Большинство никогда еще не видели мистера Харпера стоящим на своих ногах, и тотчас, будто радиоприемник в магазине Томасона вдруг объявил о приближении торнадо, улицы заполнились бегущими людьми. Стюарт поплелся к задней дверце. Прочие, включая и негров, привели лошадей, еще толком не зная, что им предстоит делать и зачем или куда они направляются.
Мальчуган, усевшись рядом с Гарри на сиденье, встал на коленки и приложил ладошку к отцовскому уху, чтобы мистер Харпер, которого взгромоздили в повозку и усадили рядом с ними на сиденье, не смог расслышать его слова:
– Папа, а я думал, он не может ходить. Ты же говорил, он не может!
– Нет, Гарольд, я такого не говорил. Я говорил, он не думает, что на свете есть достаточно важная причина, ради которой он стал бы ходить. Может быть, теперь его что-то заинтересовало.
Мистер Харпер восседал на сиденье повозки, тяжело дыша, и Гарольд придвинулся к отцу как можно ближе. А Гарри зашептал, обращаясь к рыже-красной кобыле, глядя ей в спину, похожую на сдавленный цирковой шарик, и направил ее прочь из города мимо вереницы лавчонок и жилых домов, мимо зевак, высыпавших на улицу из лавок и домов, точно сегодня был парад в День памяти Конфедерации. Многие из них – ни слова не говоря, без всяких объяснений – вывели запряженные повозки, оседлали лошадей, завели машины и отправились следом за повозкой, завороженно глядя на мистера Харпера.
У городской границы повозка миновала теснящиеся справа низкие, потрепанные непогодой домишки негров. Они тоже заметили мистера Харпера и, отложив свои дела и оборвав разговор, колонной двинулись за стариком в повозке, держась на почтительном расстоянии.
Вскоре они промаршировали мимо Уоллеса Бедлоу, черного и массивного, как вагонетка с углем, который восседал на лошадке оранжевой масти размером с крупного пса. Как всегда, на нем был белый вечерний сюртук, выигранный им на съезде сваебойщиков. Он подъехал к дороге, повернул лошадь и присоединился к процессии негров в голове колонны.

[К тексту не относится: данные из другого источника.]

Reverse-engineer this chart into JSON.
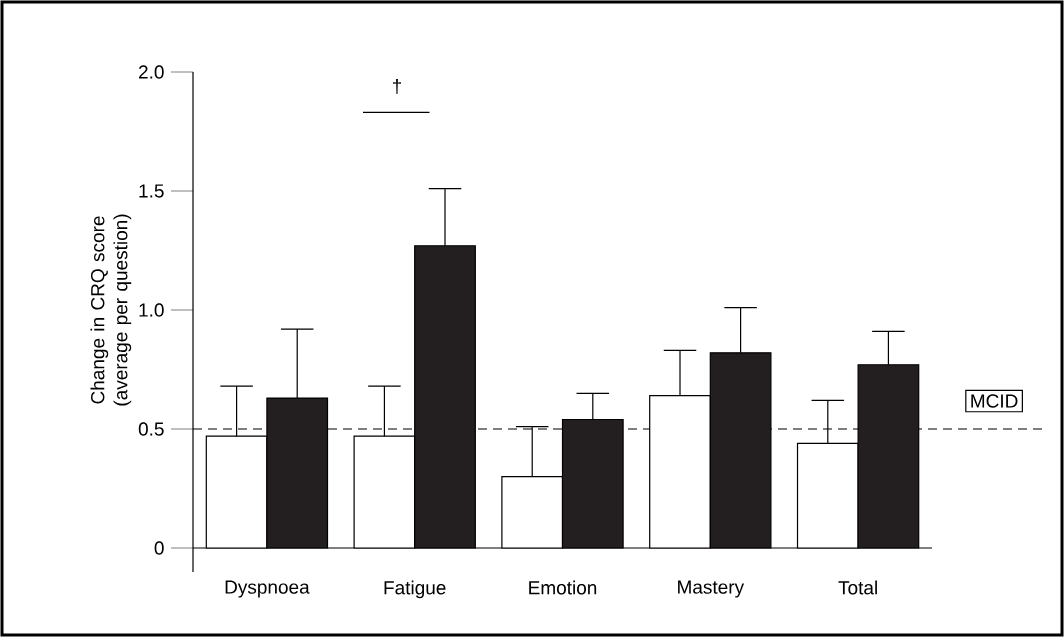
{
  "chart_data": {
    "type": "bar",
    "ylabel": "Change in CRQ score (average per question)",
    "categories": [
      "Dyspnoea",
      "Fatigue",
      "Emotion",
      "Mastery",
      "Total"
    ],
    "series": [
      {
        "color": "#ffffff",
        "values": [
          0.47,
          0.47,
          0.3,
          0.64,
          0.44
        ],
        "errors": [
          [
            0.47,
            0.68
          ],
          [
            0.47,
            0.68
          ],
          [
            0.3,
            0.51
          ],
          [
            0.64,
            0.83
          ],
          [
            0.44,
            0.62
          ]
        ]
      },
      {
        "color": "#231f20",
        "values": [
          0.63,
          1.27,
          0.54,
          0.82,
          0.77
        ],
        "errors": [
          [
            0.63,
            0.92
          ],
          [
            1.27,
            1.51
          ],
          [
            0.54,
            0.65
          ],
          [
            0.82,
            1.01
          ],
          [
            0.77,
            0.91
          ]
        ]
      }
    ],
    "ylim": [
      0,
      2.0
    ],
    "yticks": [
      0,
      {
        "value": 0.5,
        "label": "0.5"
      },
      {
        "value": 1.0,
        "label": "1.0"
      },
      {
        "value": 1.5,
        "label": "1.5"
      },
      {
        "value": 2.0,
        "label": "2.0"
      }
    ],
    "grid": false,
    "ref_lines": [
      {
        "axis": "y",
        "value": 0.5,
        "label": "MCID",
        "line_style": "dashed"
      }
    ],
    "annotations": [
      "†"
    ]
  }
}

Две группы людей, белых и черных, так прошествовали по шоссе к ферме Такера Калибана, и наконец Гарри увидел вдалеке белый дом, состоящий из трех плотно сдвинутых секций, купленный и выкрашенный прошлым летом, а позади него – амбар, крепкий и с облупившейся краской, а перед ним – квадратный загон для скота размером не больше приличной гостиной, а еще чахлый клен с давно облетевшей листвой, высохший и болеющий уже много лет, ну и, наконец, коротышку-мужчину в поле, размеренно взмахивающего рукой на фоне белесого осеннего инея.
Процессия остановилась на обочине шоссе, и люди в повозках, автомобилях и на лошадях ждали от мистера Харпера какого-то действия. Раскинув локти от тощего туловища, он попросил Гарри и Томасона помочь ему выбраться из повозки и подвести его к забору. Он не сказал ни слова, не позвал Такера, как позвал бы любого из своей свиты или любого негра, но вместо того оперся о забор и стал наблюдать за работой тщедушного негра так, словно уважал эту работу и терпеливо дожидался, когда она будет выполнена.